What is most likely? As I said, the E-mini spent a lot of time around the open of the month yesterday. That increases the chance of a sideways day today. Since yesterday’s range was big, today could be an inside day.

Overnight E-mini Globex Trading

The E-mini is up 9 points in the Globex session. As strong as yesterday’s selloff was, the 5-minute chart was in a trading range for the final 5 hours. It broke above the top of the range in the final hour. The bulls are hoping that the breakout will lead to a measured move up today. That would be near the 20-bar EMA on the 60-minute chart and yesterday’s high.

The day after a sell climax usually has a lot of trading range trading. Traders decide if the selloff was just a sell vacuum test of support (here, the open of the month) or the start of a bear trend.

With yesterday closing in the middle, traders are neutral.

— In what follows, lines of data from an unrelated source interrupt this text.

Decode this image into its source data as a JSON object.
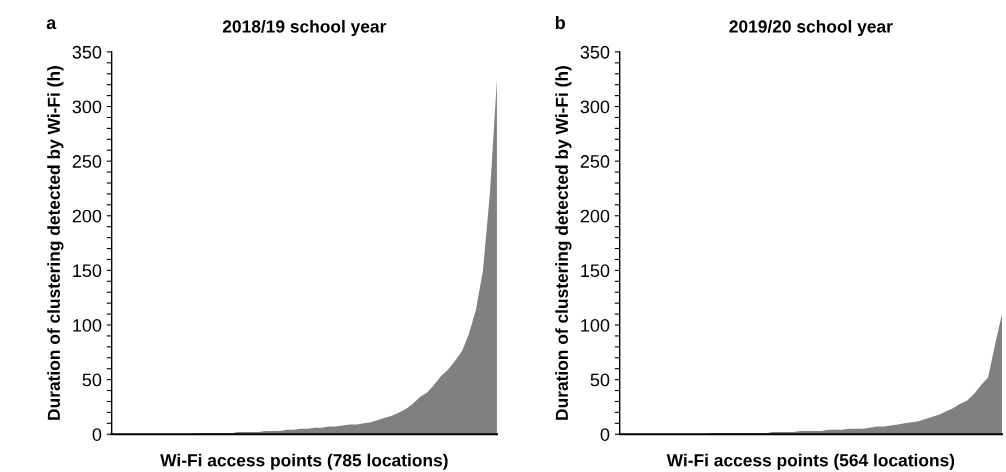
{
  "chart_data": [
    {
      "type": "area",
      "title": "2018/19 school year",
      "xlabel": "Wi-Fi access points (785 locations)",
      "ylabel": "Duration of clustering detected by Wi-Fi (h)",
      "annotations": [
        "a"
      ],
      "categories": [
        null,
        null,
        null,
        null,
        null,
        null,
        null,
        null,
        null,
        null,
        null,
        null,
        null,
        null,
        null,
        null,
        null,
        null,
        null,
        null,
        null,
        null,
        null,
        null,
        null,
        null,
        null,
        null,
        null,
        null,
        null,
        null,
        null,
        null,
        null,
        null,
        null,
        null,
        null,
        null,
        null,
        null,
        null,
        null,
        null,
        null,
        null,
        null,
        null,
        null,
        null,
        null,
        null,
        null,
        null,
        null
      ],
      "series": [
        {
          "color": "#808080",
          "values": [
            0,
            0,
            0,
            0,
            0,
            0,
            0,
            0,
            0,
            0,
            0,
            0,
            1,
            1,
            1,
            1,
            1,
            1,
            2,
            2,
            2,
            2,
            3,
            3,
            3,
            4,
            4,
            5,
            5,
            6,
            6,
            7,
            7,
            8,
            9,
            9,
            10,
            11,
            13,
            15,
            17,
            20,
            23,
            28,
            34,
            38,
            45,
            53,
            59,
            67,
            76,
            92,
            114,
            150,
            221,
            325
          ]
        }
      ],
      "ylim": [
        0,
        350
      ],
      "yticks": [
        0,
        {
          "value": 10,
          "label": null
        },
        {
          "value": 20,
          "label": null
        },
        {
          "value": 30,
          "label": null
        },
        {
          "value": 40,
          "label": null
        },
        50,
        {
          "value": 60,
          "label": null
        },
        {
          "value": 70,
          "label": null
        },
        {
          "value": 80,
          "label": null
        },
        {
          "value": 90,
          "label": null
        },
        100,
        {
          "value": 110,
          "label": null
        },
        {
          "value": 120,
          "label": null
        },
        {
          "value": 130,
          "label": null
        },
        {
          "value": 140,
          "label": null
        },
        150,
        {
          "value": 160,
          "label": null
        },
        {
          "value": 170,
          "label": null
        },
        {
          "value": 180,
          "label": null
        },
        {
          "value": 190,
          "label": null
        },
        200,
        {
          "value": 210,
          "label": null
        },
        {
          "value": 220,
          "label": null
        },
        {
          "value": 230,
          "label": null
        },
        {
          "value": 240,
          "label": null
        },
        250,
        {
          "value": 260,
          "label": null
        },
        {
          "value": 270,
          "label": null
        },
        {
          "value": 280,
          "label": null
        },
        {
          "value": 290,
          "label": null
        },
        300,
        {
          "value": 310,
          "label": null
        },
        {
          "value": 320,
          "label": null
        },
        {
          "value": 330,
          "label": null
        },
        {
          "value": 340,
          "label": null
        },
        350
      ],
      "tick_labels": "y"
    },
    {
      "type": "area",
      "title": "2019/20 school year",
      "xlabel": "Wi-Fi access points (564 locations)",
      "ylabel": "Duration of clustering detected by Wi-Fi (h)",
      "annotations": [
        "b"
      ],
      "categories": [
        null,
        null,
        null,
        null,
        null,
        null,
        null,
        null,
        null,
        null,
        null,
        null,
        null,
        null,
        null,
        null,
        null,
        null,
        null,
        null,
        null,
        null,
        null,
        null,
        null,
        null,
        null,
        null,
        null,
        null,
        null,
        null,
        null,
        null,
        null,
        null,
        null,
        null,
        null,
        null,
        null,
        null,
        null,
        null,
        null,
        null,
        null,
        null,
        null,
        null,
        null,
        null,
        null,
        null,
        null,
        null
      ],
      "series": [
        {
          "color": "#808080",
          "values": [
            0,
            0,
            0,
            0,
            0,
            0,
            0,
            0,
            0,
            0,
            0,
            0,
            0,
            1,
            1,
            1,
            1,
            1,
            1,
            1,
            1,
            1,
            2,
            2,
            2,
            2,
            3,
            3,
            3,
            3,
            4,
            4,
            4,
            5,
            5,
            5,
            6,
            7,
            7,
            8,
            9,
            10,
            11,
            12,
            14,
            16,
            18,
            21,
            24,
            28,
            31,
            37,
            45,
            52,
            82,
            110
          ]
        }
      ],
      "ylim": [
        0,
        350
      ],
      "yticks": [
        0,
        {
          "value": 10,
          "label": null
        },
        {
          "value": 20,
          "label": null
        },
        {
          "value": 30,
          "label": null
        },
        {
          "value": 40,
          "label": null
        },
        50,
        {
          "value": 60,
          "label": null
        },
        {
          "value": 70,
          "label": null
        },
        {
          "value": 80,
          "label": null
        },
        {
          "value": 90,
          "label": null
        },
        100,
        {
          "value": 110,
          "label": null
        },
        {
          "value": 120,
          "label": null
        },
        {
          "value": 130,
          "label": null
        },
        {
          "value": 140,
          "label": null
        },
        150,
        {
          "value": 160,
          "label": null
        },
        {
          "value": 170,
          "label": null
        },
        {
          "value": 180,
          "label": null
        },
        {
          "value": 190,
          "label": null
        },
        200,
        {
          "value": 210,
          "label": null
        },
        {
          "value": 220,
          "label": null
        },
        {
          "value": 230,
          "label": null
        },
        {
          "value": 240,
          "label": null
        },
        250,
        {
          "value": 260,
          "label": null
        },
        {
          "value": 270,
          "label": null
        },
        {
          "value": 280,
          "label": null
        },
        {
          "value": 290,
          "label": null
        },
        300,
        {
          "value": 310,
          "label": null
        },
        {
          "value": 320,
          "label": null
        },
        {
          "value": 330,
          "label": null
        },
        {
          "value": 340,
          "label": null
        },
        350
      ],
      "tick_labels": "y"
    }
  ]
}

That increases the chance of a trading range day today. There will probably be at least one swing up and one swing down. The open of the month and yesterday’s low are magnets below, and the EMA on the 60-minute chart and yesterday’s high are magnets above.

With yesterday’s range being big, even if today is a trading range day, the legs will be big enough to swing trade. While a trend day is less likely, if there is a series of strong trend bars in either direction, traders will swing trade. But they know that the trend will probably only be a strong leg in what will likely be a trading range day.

Yesterday’s Setups
E-mini 5 Min

Here are several reasonable stop entry setups from yesterday. I show each buy entry with a green rectangle and each sell entry with a red rectangle. I rarely also show limit order entries and entries on the close of bars. I do not want the lines to be distracting. If they are longer, I make them dotted. But, they have to be visible, so I make the shorter ones solid. Buyers of both the Brooks Trading Course and Encyclopedia of Chart Patterns have access to a much more detailed explanation of the swing trades for each day (see Online Course/BTC Daily Setups).

My goal with these charts is to present an Always In perspective. If a trader was trying to be Always In or nearly Always In a position all day, and he was not currently in the market, these entries would be logical times for him to enter.

If the risk is too big for your account, you should wait for trades with less risk or trade an alternative market like the Micro E-mini.